Générique de fin pour le « Soir 3 » sur France 3
Le journal nocturne est transféré à partir du lundi 26 août sur la chaîne d’information en continu Franceinfo, au grand dam des organisations syndicales.
Le journal télévisé des couche-tard sera présenté pour la dernière fois sur France 3, dimanche 25 août. Dès le lendemain, le « Soir 3 » migrera sur les ondes de Franceinfo, la chaîne d’information en continu de France Télévisions, diffusée sur le canal 27. Il sera rebaptisé le « 23 heures ».

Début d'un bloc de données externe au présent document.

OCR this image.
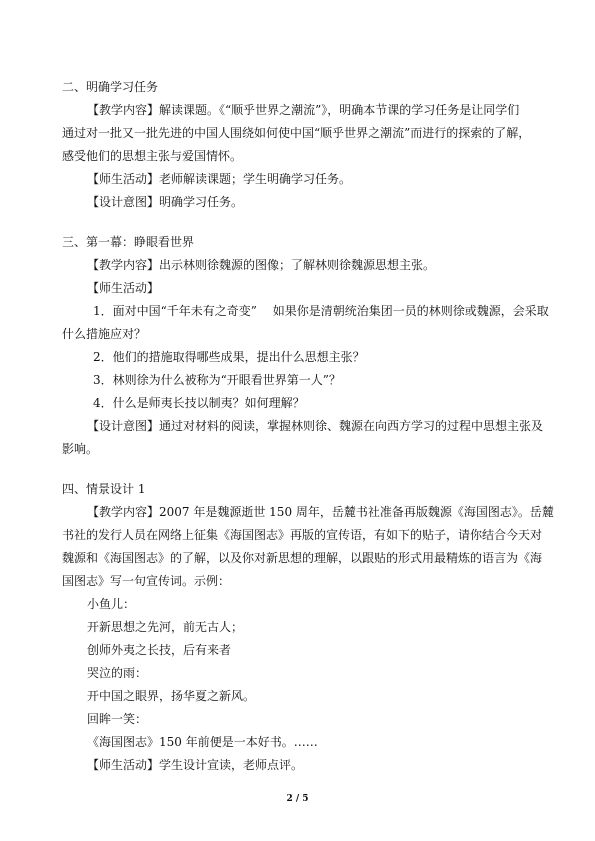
二、明确学习任务
【教学内容】解读课题。《“顺乎世界之潮流”》，明确本节课的学习任务是让同学们
通过对一批又一批先进的中国人围绕如何使中国“顺乎世界之潮流”而进行的探索的了解，
感受他们的思想主张与爱国情怀。
【师生活动】老师解读课题；学生明确学习任务。
【设计意图】明确学习任务。
三、第一幕：睁眼看世界
【教学内容】出示林则徐魏源的图像；了解林则徐魏源思想主张。
【师生活动】
1．面对中国“千年未有之奇变”　 如果你是清朝统治集团一员的林则徐或魏源，会采取
什么措施应对？
2．他们的措施取得哪些成果，提出什么思想主张？
3．林则徐为什么被称为“开眼看世界第一人”？
4．什么是师夷长技以制夷？如何理解？
【设计意图】通过对材料的阅读，掌握林则徐、魏源在向西方学习的过程中思想主张及
影响。
四、情景设计 1
【教学内容】2007 年是魏源逝世 150 周年，岳麓书社准备再版魏源《海国图志》。岳麓
书社的发行人员在网络上征集《海国图志》再版的宣传语，有如下的贴子，请你结合今天对
魏源和《海国图志》的了解，以及你对新思想的理解，以跟贴的形式用最精炼的语言为《海
国图志》写一句宣传词。示例：
小鱼儿：
开新思想之先河，前无古人；
创师外夷之长技，后有来者
哭泣的雨：
开中国之眼界，扬华夏之新风。
回眸一笑：
《海国图志》150 年前便是一本好书。……
【师生活动】学生设计宣读，老师点评。
2 / 5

Présenté en mai par la direction du groupe, le transfert de ce journal emblématique lancé en 1978 a déclenché une fronde des organisations syndicales. Après deux débrayages en mai et en juin, six syndicats ont lancé un nouvel appel à la grève pour le lundi 26 août, jour de la première diffusion du « 23 heures » sur Franceinfo.
ls peuvent faire valoir le soutien de nombreux élus : près de quatre-vingts maires ruraux ont signé, en mai, une pétition pour demander le maintien du journal du soir sur France 3, et autant de députés ont adressé la même requête, le 25 juin, dans un courrier à la présidente de France Télévisions, Delphine Ernotte, au premier ministre, Edouard Philippe, et au ministre de la culture, Franck Riester. « Elus des territoires, nous savons que la disparition de ce programme impactera la qualité d’information de nos citoyens (…). Quand on sait qu’en France il existe sept chaînes d’information permanente, le transfert de ce journal sur une chaîne d’information continue a encore moins de sens », écrivent-ils.
Signe que le projet est toutefois accepté en interne, selon Alexandre Kara, le directeur délégué à Franceinfo pour France Télévisions, « les grèves n’ont pas mobilisé, et la quasi-totalité des équipes du “Soir 3” [une dizaine de personnes] vont rester sur le canal 27 », où elles produiront le « 23 heures » avec celles de la chaîne d’information en continu. Son présentateur, Francis Letellier, n’a toutefois pas souhaité les suivre et sera remplacé par Patricia Loison. Ce journal s’intégrera dans une nouvelle plage d’information nocturne sur Franceinfo, animée entre 21 heures et minuit par Nathanaël de Rincquesen.
Rationalisation
Officiellement, cette bascule est motivée par l’horaire souvent tardif du « Soir 3 », variant selon la durée du programme précédent. Pour Eric Vial, secrétaire général de FO Médias, la « stratégie de la direction est surtout d’accélérer le développement de Franceinfo », dont les audiences peinent encore à décoller, trois ans après son lancement.
La disparition de France 3 de cette tranche d’information nationale intervient par ailleurs alors que le gouvernement souhaite tripler le volume de décrochages régionaux sur l’antenne, pour passer de deux à six heures par jour. C’est dans cette logique que s’inscrit la diffusion sur France 3 des matinales de la radio France Bleu. Après une expérimentation depuis janvier en Provence-Alpes-Côte d’Azur et en Occitanie, ce rapprochement sera généralisé aux quarante-quatre antennes de la station d’ici à 2022.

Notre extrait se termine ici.